De Daft Punk à Didier Wampas, The Cure et Martial Solal, neuf livres sur la musique à offrir ou à se faire offrir
Besoin d'une idée de dernière minute pour vos présents de fin d'année ? Entre les mémoires cash du punk Didier Wampas ou celles du rappeur d'Assassin Solo, soucieux de remettre quelques pendules à l'heure, il y a le choix. Les détails fourmillants d'anecdotes et de photos de la trajectoire de Daft Punk, l'analyse des chansons de The Cure une par une, une somme de témoignages inédits et éclairants sur David Bowie, un documentaire dessiné sur le punk alternatif français, une BD en forme d'hommage au géant du jazz Martial Solal et un délicieux ouvrage écrit par un rock critic amoureux de l'Angleterre, choisissez celui que vous déposerez au pied du sapin.
"Daft Punk, une vie de robots" de Disco Pogo : un livre éclairant, drôle et bourré d'infos sur le duo casqué
Les débuts, les albums, les concerts, les clips, les films, les influences : la trajectoire des Daft Punk est véritablement passée au crible dans ce livre définitif sur le duo casqué séparé depuis 2021. Fourmillant d'interviews, notamment les premières données par le duo outre-Manche, d'analyses et de témoignages – de l'équipe de son premier label écossais Soma, de son manager Pedro Winter, du prothésiste de Hollywood qui a réalisé leurs fameux casques ou de musiciens comme James Murphy –, l'ouvrage nous a bluffé par sa richesse. Mais ce livre, dense en photos et anecdotes, nous a aussi plu pour son humour – anglais l'humour, les auteurs étant issus de l'équipe du défunt magazine british de la club culture Jockey Slut. Si vous êtes fans du duo, c'est le livre qu'il vous faut. Lire la critique complète (Éditions Marabout, 238 pages, 35 euros)

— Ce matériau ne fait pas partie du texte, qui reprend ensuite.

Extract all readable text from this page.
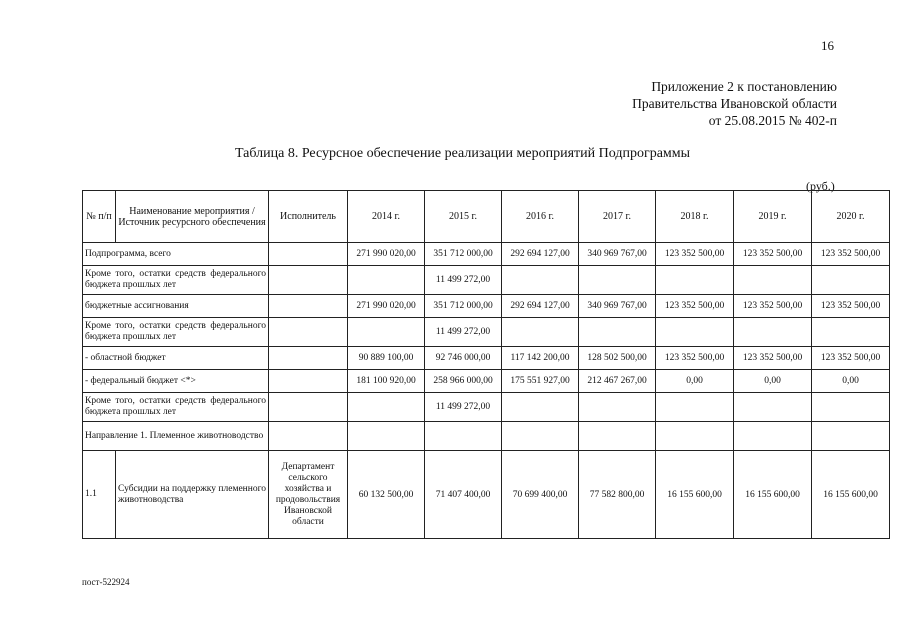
16
Приложение 2 к постановлению
Правительства Ивановской области
от 25.08.2015 № 402-п
Таблица 8. Ресурсное обеспечение реализации мероприятий Подпрограммы
(руб.)
№ п/п	Наименование мероприятия / Источник ресурсного обеспечения	Исполнитель	2014 г.	2015 г.	2016 г.	2017 г.	2018 г.	2019 г.	2020 г.
Подпрограмма, всего			271 990 020,00	351 712 000,00	292 694 127,00	340 969 767,00	123 352 500,00	123 352 500,00	123 352 500,00
Кроме того, остатки средств федерального бюджета прошлых лет				11 499 272,00					
бюджетные ассигнования			271 990 020,00	351 712 000,00	292 694 127,00	340 969 767,00	123 352 500,00	123 352 500,00	123 352 500,00
Кроме того, остатки средств федерального бюджета прошлых лет				11 499 272,00					
- областной бюджет			90 889 100,00	92 746 000,00	117 142 200,00	128 502 500,00	123 352 500,00	123 352 500,00	123 352 500,00
- федеральный бюджет <*>			181 100 920,00	258 966 000,00	175 551 927,00	212 467 267,00	0,00	0,00	0,00
Кроме того, остатки средств федерального бюджета прошлых лет				11 499 272,00					
Направление 1. Племенное животноводство									
1.1	Субсидии на поддержку племенного животноводства	Департамент сельского хозяйства и продовольствия Ивановской области	60 132 500,00	71 407 400,00	70 699 400,00	77 582 800,00	16 155 600,00	16 155 600,00	16 155 600,00
пост-522924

"The Cure" de Paul Convard : une analyse minutieuse de toutes les chansons du groupe où les propos de Robert Smith sont rois
Alors que le retour discographique cet automne de The Cure après seize ans d'absence avec Songs of a Lost World s'avère somptueux, cet ouvrage sur le groupe de Robert Smith tombe à pic. Il s'agit de l'analyse minutieuse des 235 chansons du groupe, ici décortiquées et éclairées grâce aux propos des musiciens eux-mêmes glanés dans la presse durant quatre décennies. Un travail de fourmi où la parole de Robert Smith, l'âme torturée de ce groupe exigeant et intranquille, tient la première place. Une voix précieuse, dont on suit l'évolution au fil du temps, qui vaut ce livre à elle seule. L'entendre dire combien l'avait bouleversé la mort de Kurt Cobain auquel il pensait en écrivant Numb, ou que la liberté de Jimi Hendrix lui a donné envie d'être chanteur et guitariste, alors qu'il voulait jusque-là être... footballeur, est un délice. (Éditions du Layeur, 288 pages, 36 euros)
"Punk ouvrier" de Didier Wampas : les mémoires cash d'un anti-héros déjanté
Personnage haut en couleur, connu pour ses prestations scéniques flamboyantes, brailleur patenté et musicien amateur pour l'éternité (il joue toujours la guitare avec deux doigts et refuse d'apprendre à mieux jouer), auteur d'une poignée de tubes, dont Petite fille et Manu Chao, Didier Wampas, 62 ans, publie ses mémoires. Dans Punk ouvrier, cet anti-héros parle cash. Il se livre sans détour sur son enfance "dans une famille ouvrière communiste de base", sa jeunesse punk, son job à la RATP où il est resté trente ans, mais aussi ses influences (punk et chanson française) et ses méthodes de travail hors norme (il écrit toujours ses textes au dernier moment). Il commente surtout une à une chaque chanson des Wampas au fil des pages et vous n'êtes pas au bout de vos surprises. Lire la critique complète. (Éditions Harper Collins, 192 pages, 19,90 euros)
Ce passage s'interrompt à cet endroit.